Overworking myself is no longer attractive to me, no matter the cheque attached. I desperately need time in my days to reflect and rest so I can bring my most creative self to the table. I'm not interested in pursuing friends who've exited my life with acts of emotional violence. And I'm not interested in engaging with settings that make me anxious.
I just don't have the energy for those things any more. But those were the activities that made up so much of my pre-covid life.
I feel fundamentally different and I'm not sure I want to return to my pre-covid self. But paving a new way forward is much more difficult than I expected. Who do you become when the main things that drove you now drain you? What now motivates you?
My therapist challenged me to look to Christ's purpose in my life to motivate me and find joy in. But I'm not good at that yet. I don't know how to reconcile my love and pursuit of Jesus with lazy days where I feel drained and empty. Where the things I used to do all the time now fall off my radar with some scary level of permanence.

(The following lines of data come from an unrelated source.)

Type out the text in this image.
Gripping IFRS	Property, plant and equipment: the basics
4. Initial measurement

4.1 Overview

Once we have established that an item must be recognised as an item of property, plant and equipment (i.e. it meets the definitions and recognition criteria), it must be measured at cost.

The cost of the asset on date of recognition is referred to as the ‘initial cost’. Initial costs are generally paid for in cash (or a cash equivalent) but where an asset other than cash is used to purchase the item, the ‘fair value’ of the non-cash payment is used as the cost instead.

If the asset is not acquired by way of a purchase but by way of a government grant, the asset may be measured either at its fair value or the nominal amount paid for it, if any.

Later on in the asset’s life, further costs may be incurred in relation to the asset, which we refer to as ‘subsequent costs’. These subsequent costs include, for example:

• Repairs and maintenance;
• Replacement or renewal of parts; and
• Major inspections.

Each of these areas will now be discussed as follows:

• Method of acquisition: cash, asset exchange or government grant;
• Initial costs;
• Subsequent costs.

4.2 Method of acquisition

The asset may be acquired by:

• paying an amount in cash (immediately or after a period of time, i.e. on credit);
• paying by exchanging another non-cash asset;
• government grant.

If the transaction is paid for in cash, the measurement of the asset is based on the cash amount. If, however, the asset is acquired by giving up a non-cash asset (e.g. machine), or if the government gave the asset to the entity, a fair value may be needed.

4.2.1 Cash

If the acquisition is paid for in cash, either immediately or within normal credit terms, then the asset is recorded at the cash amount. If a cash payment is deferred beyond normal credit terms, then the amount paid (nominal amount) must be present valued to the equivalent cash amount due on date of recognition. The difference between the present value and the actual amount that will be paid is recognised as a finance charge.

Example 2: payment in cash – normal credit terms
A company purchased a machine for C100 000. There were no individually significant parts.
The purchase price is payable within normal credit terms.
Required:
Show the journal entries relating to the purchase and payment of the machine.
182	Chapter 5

I haven't quite figured this out yet and that's okay. I'm not in a rush.
While I figure out who post-covid Davina is, it's nice to know that some things haven't changed. Those constants honestly ground me more than the unknowns unhinge me. I look around at the fact that I can still sit with Jesus moment by moment, and I feel so secure. I look at my husband and how loving he is, even when I'm a brat, and I'm so humbled. My friends are committed to me as I am to them—I'm grateful. My family members are alive and I can reach them at any time—what more can I ask for.
And they're all with me, patient and loving, as I step into this next season of personhood and unknowns.